Exaggerated [Ca2+]I Signaling and Alzheimer's Disease-Like Phenotypes of PS1M146V Mice are Attenuated by Decreasing Brain InsP3R-1 Protein Levels

Abstract

Familial Alzheimer's disease (FAD) is linked to mutations in the presenilin (PS) homologs. FAD mutations have several cellular consequences, including exaggerated intracellular Ca2+ ([Ca2+]i) signaling - enhanced sensitivity to agonists of ER Ca2+ release and increased magnitudes of [Ca2+]i signals. Single channel recordings suggest exaggerated [Ca2+]i signaling is due to a gain-of-function interaction between FAD mutant PS and the inositol 1,4,5-trisphosphate receptor (InsP3R). However, the in vivo significance of the PS-InsP3R interaction to exaggerated [Ca2+]i signaling and the contribution of exaggerated [Ca2+]i signaling to the development of AD are unknown. If exaggerated [Ca2+]i signaling is InsP3R-dependent, we hypothesize that decreasing InsP3R protein expression will normalize [Ca2+]i signaling. Therefore, we crossed the Opisthotonus (Opt) mouse, deficient in InsP3R1 protein, to the PS1M146V knock-in (PS1KIN) AD mouse model to investigate the contribution of InsP3R-1-mediated [Ca2+]i release to exaggerated [Ca2+]i signaling, and the role of exaggerated [Ca2+]i signaling to the AD-like phenotypes of this mouse model.

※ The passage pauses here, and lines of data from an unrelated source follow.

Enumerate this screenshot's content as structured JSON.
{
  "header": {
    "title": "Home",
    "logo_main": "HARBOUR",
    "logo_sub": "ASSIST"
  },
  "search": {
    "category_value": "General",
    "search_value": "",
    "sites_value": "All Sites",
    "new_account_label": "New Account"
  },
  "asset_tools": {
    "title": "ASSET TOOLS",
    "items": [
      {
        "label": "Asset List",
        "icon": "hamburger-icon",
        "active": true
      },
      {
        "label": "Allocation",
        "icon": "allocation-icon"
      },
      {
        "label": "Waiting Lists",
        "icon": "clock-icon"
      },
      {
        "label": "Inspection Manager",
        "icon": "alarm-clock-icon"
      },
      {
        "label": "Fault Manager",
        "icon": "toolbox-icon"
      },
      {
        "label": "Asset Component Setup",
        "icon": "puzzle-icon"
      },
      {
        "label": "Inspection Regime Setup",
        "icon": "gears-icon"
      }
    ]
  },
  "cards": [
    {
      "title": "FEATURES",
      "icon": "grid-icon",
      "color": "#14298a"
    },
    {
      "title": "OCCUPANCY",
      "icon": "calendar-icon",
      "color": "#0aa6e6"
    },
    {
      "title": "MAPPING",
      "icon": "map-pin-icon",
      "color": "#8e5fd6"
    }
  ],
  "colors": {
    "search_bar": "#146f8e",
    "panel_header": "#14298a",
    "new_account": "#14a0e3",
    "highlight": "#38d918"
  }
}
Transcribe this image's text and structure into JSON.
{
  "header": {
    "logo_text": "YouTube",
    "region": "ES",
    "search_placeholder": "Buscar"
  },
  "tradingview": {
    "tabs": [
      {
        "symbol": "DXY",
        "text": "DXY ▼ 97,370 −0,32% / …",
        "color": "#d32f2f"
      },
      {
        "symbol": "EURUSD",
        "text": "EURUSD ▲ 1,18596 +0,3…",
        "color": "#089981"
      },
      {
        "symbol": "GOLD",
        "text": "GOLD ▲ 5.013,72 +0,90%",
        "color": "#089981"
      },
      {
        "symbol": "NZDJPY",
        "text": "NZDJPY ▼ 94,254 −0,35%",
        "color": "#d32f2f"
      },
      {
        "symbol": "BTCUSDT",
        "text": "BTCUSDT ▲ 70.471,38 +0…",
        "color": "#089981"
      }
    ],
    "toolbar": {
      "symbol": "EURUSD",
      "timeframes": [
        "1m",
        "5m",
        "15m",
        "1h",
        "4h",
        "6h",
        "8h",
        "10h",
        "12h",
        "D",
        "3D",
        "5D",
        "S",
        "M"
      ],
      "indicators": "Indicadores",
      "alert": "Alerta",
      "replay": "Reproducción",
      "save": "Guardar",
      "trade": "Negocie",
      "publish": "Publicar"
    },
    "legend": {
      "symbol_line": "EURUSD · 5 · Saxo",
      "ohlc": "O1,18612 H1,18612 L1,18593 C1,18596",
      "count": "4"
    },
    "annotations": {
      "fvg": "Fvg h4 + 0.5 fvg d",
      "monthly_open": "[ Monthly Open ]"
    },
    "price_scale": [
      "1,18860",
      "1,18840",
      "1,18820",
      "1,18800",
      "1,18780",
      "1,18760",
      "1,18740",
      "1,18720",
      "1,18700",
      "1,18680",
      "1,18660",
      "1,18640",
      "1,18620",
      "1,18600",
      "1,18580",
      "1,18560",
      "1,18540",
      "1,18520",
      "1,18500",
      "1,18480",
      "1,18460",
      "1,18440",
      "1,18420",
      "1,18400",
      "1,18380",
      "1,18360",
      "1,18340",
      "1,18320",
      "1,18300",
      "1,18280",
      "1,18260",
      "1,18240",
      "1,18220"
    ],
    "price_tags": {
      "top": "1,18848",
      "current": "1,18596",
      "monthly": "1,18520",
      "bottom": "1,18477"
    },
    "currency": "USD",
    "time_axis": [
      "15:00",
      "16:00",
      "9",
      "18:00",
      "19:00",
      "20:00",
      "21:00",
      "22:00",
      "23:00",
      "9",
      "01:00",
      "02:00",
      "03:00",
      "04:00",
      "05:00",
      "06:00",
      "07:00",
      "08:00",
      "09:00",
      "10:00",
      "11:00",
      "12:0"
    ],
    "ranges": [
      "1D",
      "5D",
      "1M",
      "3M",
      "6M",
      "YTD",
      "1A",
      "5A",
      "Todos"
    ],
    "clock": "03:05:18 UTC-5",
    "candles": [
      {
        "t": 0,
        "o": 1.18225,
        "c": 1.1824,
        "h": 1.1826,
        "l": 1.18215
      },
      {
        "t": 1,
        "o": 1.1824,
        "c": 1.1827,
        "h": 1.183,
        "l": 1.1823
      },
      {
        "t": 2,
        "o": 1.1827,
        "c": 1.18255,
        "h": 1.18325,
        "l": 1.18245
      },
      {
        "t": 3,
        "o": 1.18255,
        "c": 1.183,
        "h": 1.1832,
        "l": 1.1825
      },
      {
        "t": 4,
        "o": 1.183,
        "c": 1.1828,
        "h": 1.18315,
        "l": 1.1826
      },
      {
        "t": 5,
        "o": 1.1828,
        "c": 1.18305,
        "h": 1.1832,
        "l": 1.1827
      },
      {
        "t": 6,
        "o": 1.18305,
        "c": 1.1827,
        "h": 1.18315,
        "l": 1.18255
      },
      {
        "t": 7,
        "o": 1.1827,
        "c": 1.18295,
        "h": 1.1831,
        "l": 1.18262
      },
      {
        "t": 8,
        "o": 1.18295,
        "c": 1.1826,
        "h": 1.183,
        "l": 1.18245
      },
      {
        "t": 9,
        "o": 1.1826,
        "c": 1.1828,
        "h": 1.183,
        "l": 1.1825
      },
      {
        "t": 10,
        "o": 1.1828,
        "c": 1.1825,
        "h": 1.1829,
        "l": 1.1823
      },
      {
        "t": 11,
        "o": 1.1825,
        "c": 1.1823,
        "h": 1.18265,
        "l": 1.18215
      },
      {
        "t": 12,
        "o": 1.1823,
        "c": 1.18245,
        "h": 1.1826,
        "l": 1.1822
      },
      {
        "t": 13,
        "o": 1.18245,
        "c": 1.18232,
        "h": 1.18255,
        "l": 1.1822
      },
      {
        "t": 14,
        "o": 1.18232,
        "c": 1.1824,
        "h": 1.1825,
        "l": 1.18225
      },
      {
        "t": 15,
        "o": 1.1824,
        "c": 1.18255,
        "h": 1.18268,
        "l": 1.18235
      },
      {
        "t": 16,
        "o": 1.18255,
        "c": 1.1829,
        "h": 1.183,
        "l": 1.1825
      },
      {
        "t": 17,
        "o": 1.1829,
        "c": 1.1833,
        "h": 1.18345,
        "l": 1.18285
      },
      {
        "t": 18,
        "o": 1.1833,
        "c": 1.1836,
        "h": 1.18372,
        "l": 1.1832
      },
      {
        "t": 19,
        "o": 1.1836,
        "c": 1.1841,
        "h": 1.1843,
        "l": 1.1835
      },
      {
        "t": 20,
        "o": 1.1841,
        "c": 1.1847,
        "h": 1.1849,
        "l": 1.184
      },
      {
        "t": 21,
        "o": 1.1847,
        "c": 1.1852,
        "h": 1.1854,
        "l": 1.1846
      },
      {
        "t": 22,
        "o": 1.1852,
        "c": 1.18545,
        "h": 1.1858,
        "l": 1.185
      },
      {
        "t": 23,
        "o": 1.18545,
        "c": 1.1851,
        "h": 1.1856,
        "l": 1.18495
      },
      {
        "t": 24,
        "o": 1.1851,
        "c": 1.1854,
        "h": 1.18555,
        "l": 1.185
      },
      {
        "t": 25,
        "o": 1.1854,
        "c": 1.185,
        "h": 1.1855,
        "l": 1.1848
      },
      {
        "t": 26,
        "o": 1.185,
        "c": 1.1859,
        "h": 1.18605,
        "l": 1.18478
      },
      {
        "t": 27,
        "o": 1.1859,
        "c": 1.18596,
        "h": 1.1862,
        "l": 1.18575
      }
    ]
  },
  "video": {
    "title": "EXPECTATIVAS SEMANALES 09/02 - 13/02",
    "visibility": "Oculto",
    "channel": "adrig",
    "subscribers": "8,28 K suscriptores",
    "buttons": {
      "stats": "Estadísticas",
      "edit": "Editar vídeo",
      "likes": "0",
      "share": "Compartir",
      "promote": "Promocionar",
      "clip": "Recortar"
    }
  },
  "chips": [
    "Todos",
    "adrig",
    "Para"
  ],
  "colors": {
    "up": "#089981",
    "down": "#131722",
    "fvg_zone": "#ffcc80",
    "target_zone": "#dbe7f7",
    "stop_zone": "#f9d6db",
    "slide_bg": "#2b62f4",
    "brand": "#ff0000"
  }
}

We observed that the Opt allele normalizes exaggerated [Ca2+]i release in vitro and ex vivo. Interestingly, in young (5wk) and mature (3 mth) PS1KIN mice we observed that the Opt allele normalized aberrantly activated hippocampal biochemical pathways and the enhancement of CA3-CA1 early long-term potentiation present in these mice - phenotypes that mirror the early hippocampal hyperactivity in patients that later develop AD. These findings indicate that FAD mutant PS-associated exaggerated [Ca2+]i signaling is InsP3R1-dependent and a early event in Alzheimer's disease.